Objectives: Detail the most frequent problems encountered in the differential diagnosis of retinoblastoma.
Patients: and method: We conducted a retrospective study on the children referred to the Curie Institute for suspicion of retinoblastoma between 2000 and 2006. Diagnosis was made by fundus examination using the indirect ophthalmoscope, ultrasonography, and MRI.
Results: Of the 486 children seen during this period, 408 had unilateral or bilateral retinoblastoma and 78 (16%) had another lesion: Coats disease (20 children, 25%), congenital malformations (23 children, 30%; coloboma, PHPV, microphthalmia, isolated or associated with retinal dysplasia), other tumors (10 children, 13%; astrocytomas and medulloepithelioma), combined hamartomas (six children, 8%), inflammatory diseases (six children, 8%) (Toxocara canis, cat scratch eye disease, or toxoplasmosis), and other diseases (13 children, 16%; corneal opacities, congenital cataract, or retinal detachment).

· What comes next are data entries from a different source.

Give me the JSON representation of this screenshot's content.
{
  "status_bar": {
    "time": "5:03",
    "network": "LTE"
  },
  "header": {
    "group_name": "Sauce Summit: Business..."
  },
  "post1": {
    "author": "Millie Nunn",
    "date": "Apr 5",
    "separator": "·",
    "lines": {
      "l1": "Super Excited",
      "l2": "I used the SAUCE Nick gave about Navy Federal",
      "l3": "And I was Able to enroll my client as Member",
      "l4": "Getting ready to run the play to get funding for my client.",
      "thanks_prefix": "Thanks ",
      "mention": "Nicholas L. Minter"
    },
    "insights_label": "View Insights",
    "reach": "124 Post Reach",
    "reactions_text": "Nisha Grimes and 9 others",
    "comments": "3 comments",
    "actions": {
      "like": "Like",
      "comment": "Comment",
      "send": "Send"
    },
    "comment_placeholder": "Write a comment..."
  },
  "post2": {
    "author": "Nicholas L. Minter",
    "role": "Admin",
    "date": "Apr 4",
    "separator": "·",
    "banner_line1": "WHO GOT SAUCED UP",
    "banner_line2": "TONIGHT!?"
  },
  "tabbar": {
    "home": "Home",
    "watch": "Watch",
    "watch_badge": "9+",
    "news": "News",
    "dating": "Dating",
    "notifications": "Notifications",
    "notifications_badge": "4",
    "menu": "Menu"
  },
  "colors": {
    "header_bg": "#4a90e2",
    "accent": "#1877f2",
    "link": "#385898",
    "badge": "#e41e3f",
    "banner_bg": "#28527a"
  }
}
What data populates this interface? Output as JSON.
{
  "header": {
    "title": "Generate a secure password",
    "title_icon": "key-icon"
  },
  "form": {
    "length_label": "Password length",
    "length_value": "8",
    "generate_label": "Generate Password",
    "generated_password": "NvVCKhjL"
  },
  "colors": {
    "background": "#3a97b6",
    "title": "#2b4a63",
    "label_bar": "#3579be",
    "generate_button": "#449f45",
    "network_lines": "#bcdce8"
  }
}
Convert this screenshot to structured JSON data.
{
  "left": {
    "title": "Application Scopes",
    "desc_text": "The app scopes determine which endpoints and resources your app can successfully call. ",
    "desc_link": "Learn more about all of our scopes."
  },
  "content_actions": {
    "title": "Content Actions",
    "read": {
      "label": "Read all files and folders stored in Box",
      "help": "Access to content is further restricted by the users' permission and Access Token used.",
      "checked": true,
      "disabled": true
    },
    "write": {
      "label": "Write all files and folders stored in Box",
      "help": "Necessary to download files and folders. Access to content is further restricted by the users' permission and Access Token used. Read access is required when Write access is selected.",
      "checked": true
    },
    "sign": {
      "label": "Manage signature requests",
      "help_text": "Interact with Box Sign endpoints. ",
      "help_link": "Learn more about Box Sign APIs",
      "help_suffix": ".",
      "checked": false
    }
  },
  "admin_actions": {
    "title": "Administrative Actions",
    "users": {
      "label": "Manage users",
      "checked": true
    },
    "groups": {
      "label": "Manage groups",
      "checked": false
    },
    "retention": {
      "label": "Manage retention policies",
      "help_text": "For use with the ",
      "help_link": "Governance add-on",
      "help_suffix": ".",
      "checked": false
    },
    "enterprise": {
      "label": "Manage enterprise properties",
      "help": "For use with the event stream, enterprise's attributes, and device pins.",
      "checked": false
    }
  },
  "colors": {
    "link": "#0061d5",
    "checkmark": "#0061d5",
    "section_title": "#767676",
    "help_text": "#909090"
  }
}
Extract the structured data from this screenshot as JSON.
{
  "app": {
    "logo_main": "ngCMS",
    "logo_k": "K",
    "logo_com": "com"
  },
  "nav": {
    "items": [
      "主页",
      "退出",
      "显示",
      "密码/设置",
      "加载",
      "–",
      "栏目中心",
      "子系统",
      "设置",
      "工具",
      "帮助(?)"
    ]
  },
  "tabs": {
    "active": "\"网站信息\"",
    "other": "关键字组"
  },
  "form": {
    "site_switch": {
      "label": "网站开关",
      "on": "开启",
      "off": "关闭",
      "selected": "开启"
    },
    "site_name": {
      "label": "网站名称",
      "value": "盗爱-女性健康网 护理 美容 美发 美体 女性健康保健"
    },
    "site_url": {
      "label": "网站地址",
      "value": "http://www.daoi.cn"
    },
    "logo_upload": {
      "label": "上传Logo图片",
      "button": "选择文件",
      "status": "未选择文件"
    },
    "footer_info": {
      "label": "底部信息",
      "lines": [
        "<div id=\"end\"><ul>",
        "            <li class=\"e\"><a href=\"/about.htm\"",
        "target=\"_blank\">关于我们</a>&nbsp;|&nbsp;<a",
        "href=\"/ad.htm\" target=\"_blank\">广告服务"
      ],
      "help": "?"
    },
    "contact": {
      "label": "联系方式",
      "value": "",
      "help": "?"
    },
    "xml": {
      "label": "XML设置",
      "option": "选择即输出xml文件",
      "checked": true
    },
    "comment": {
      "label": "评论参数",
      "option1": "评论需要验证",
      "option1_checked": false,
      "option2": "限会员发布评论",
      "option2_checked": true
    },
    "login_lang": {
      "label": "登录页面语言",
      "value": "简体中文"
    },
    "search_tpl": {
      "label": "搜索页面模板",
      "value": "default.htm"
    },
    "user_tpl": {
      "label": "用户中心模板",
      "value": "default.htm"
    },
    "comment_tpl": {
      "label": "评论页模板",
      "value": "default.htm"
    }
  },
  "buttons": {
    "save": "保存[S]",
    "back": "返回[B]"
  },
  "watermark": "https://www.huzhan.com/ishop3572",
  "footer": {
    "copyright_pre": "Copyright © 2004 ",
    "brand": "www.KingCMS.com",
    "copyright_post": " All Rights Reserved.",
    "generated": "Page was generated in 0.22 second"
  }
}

Discussion: Compared to previous series, this study shows the proportion of erroneous diagnosis has lowered (16%) compared to earlier studies by Balmer (1986; 30%), and Shields (1991; 42%). No cases of retinopathy of prematurity were seen in our series, demonstrating that screening is good or of a lower frequency in France. The frequency of PHPV has dropped. Coats disease remains a frequent and sometimes difficult diagnosis to make, particularly in advanced stages of the disease.